Saturday, July 2, 2011
When it comes to Archers it's always a toss up between Web in Front, Wrong and Scenic Pastures. I probably should have put Scenic Pastures because I love that song so much and Web in Front is so obvious because it's their most famous song but there you go. Web always tends to win as two of my favourite lines ever written are in this song. They are:
You're not the one who let me down, but thanks for offering.
And there's a chance that things will get weird, yeah that's a possibility.

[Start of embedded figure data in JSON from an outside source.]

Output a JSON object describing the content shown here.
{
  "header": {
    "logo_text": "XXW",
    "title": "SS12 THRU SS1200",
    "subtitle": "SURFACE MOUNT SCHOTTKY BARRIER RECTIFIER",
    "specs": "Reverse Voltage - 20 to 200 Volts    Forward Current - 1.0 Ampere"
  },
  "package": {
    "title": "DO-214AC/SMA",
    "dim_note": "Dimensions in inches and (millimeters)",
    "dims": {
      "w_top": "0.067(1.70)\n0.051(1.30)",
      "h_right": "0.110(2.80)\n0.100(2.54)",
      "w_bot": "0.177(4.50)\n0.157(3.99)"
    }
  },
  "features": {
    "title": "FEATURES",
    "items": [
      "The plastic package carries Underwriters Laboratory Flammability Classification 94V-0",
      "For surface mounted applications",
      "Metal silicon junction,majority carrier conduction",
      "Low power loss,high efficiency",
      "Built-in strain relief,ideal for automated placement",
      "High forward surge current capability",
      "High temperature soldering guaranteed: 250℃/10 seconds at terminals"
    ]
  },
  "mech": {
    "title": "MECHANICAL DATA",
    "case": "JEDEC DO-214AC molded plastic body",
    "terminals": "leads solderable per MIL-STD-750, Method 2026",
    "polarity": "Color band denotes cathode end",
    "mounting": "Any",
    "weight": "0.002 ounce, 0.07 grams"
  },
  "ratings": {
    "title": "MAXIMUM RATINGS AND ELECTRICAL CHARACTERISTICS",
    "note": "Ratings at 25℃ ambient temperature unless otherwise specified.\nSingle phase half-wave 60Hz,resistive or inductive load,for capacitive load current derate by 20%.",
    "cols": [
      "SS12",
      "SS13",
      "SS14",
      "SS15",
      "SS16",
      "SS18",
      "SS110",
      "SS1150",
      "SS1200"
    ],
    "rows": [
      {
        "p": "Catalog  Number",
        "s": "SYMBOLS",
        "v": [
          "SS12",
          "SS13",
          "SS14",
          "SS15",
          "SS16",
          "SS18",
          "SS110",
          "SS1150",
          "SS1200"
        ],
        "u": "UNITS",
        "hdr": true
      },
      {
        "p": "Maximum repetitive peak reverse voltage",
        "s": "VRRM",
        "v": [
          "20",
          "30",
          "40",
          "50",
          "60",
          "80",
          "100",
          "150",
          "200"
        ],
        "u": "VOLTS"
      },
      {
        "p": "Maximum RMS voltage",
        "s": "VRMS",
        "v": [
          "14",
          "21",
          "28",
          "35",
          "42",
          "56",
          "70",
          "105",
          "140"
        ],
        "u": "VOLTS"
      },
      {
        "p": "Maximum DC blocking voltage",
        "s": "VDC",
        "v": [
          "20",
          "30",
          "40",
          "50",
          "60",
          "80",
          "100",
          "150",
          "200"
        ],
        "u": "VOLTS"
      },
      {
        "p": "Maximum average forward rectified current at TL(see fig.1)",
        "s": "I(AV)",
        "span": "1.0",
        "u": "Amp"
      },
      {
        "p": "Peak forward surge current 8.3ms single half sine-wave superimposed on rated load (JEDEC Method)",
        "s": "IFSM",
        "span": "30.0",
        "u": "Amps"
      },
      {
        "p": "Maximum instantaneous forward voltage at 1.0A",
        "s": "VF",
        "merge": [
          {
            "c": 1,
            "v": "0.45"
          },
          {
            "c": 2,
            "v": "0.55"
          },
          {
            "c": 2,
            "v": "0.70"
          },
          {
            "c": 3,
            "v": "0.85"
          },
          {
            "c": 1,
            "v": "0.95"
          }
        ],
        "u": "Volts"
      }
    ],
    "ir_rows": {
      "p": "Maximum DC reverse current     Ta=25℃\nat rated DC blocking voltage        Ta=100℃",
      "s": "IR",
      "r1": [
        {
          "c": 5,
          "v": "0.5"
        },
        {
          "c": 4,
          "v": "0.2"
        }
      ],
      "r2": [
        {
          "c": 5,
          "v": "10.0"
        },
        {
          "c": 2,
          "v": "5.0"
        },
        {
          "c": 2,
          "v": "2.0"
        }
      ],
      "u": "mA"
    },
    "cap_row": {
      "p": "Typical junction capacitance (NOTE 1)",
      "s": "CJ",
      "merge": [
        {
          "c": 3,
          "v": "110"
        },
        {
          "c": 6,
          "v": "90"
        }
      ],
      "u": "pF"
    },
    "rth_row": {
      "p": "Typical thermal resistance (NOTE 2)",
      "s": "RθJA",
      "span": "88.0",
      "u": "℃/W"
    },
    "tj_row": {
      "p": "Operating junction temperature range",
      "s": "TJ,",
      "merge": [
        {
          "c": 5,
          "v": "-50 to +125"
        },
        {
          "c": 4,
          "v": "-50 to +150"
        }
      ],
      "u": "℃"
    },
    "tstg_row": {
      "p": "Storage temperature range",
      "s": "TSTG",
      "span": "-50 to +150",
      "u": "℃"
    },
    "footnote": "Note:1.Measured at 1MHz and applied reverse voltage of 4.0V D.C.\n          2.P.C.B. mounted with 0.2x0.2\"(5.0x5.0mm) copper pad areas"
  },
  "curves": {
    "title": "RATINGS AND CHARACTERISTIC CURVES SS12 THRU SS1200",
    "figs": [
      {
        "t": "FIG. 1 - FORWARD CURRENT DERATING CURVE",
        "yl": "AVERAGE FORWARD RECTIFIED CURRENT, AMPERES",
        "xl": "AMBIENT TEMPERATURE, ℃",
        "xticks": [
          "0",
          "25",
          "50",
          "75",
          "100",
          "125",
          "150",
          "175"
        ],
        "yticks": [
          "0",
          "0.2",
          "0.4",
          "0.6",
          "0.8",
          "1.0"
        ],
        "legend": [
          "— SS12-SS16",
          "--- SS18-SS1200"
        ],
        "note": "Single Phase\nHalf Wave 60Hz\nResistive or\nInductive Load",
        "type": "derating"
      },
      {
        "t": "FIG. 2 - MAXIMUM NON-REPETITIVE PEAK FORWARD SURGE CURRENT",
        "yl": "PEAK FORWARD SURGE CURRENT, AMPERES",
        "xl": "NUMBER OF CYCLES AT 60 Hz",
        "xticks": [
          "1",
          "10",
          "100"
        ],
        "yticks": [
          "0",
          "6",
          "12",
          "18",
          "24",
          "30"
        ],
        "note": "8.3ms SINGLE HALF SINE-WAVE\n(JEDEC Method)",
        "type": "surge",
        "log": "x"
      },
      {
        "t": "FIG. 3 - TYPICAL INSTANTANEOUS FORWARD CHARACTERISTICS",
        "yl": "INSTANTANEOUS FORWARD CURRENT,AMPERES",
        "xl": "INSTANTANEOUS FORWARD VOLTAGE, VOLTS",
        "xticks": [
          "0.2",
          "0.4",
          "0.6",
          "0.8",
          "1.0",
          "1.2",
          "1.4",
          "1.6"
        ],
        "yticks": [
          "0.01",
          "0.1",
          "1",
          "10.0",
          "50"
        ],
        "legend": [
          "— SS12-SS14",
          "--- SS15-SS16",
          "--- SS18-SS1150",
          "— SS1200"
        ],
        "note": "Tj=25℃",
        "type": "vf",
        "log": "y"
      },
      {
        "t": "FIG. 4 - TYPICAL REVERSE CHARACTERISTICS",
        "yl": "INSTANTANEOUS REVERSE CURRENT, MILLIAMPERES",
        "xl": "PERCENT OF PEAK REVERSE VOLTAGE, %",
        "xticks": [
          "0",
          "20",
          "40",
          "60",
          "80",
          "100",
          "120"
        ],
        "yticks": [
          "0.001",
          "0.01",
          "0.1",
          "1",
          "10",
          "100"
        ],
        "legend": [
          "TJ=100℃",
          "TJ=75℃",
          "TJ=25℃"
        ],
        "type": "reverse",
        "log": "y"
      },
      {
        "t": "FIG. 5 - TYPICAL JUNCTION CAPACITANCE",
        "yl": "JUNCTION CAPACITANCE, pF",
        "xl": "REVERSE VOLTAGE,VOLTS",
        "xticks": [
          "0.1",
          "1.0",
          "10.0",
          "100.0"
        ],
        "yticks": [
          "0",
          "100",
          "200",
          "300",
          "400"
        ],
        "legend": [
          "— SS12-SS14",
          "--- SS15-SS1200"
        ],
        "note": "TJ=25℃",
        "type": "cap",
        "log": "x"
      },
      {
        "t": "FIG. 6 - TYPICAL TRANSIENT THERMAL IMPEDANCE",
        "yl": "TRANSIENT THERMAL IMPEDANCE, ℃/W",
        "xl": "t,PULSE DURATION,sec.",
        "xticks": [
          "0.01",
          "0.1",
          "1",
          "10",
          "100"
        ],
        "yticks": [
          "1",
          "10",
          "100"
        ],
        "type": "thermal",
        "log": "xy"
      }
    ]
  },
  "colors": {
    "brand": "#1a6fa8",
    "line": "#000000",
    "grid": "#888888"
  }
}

Huh? What I love about these lines is that they are so mundane in some respects but perfectly convey the sense of confusion, disappointment and bitterness that you feel in certain situations. Archers were always seen as the working man's band, the quality indie band that never really broke widely (as is evidenced by their current reunion tour which is only happening on weekends because they all have day jobs). I actually think they're a bit to weird and challenging for mainstream indie fans but that's their loss - the Archers of Loaf are the greatest band most people have never heard.
Friday, July 1, 2011
Hidden towards the end of Happy Songs, could this be Mogwai's simplest and most moving song? Revolving around a plaintive and simple piano motif, this songs aches and speaks in a way that only the best music can. That it is an instrumental track speaks volumes of the genius of Mogwai who can use either distorted brute force or a single piano to the same effect - an emotive force that sweeps the listener into their own introspective space. Whenever I hear those opening notes my heartbeat slows, a chill goes up my spine and my gaze turns inward. I can't explain it but this song just moves me in ways that haunts my dreams. Remember to play this one at my funeral.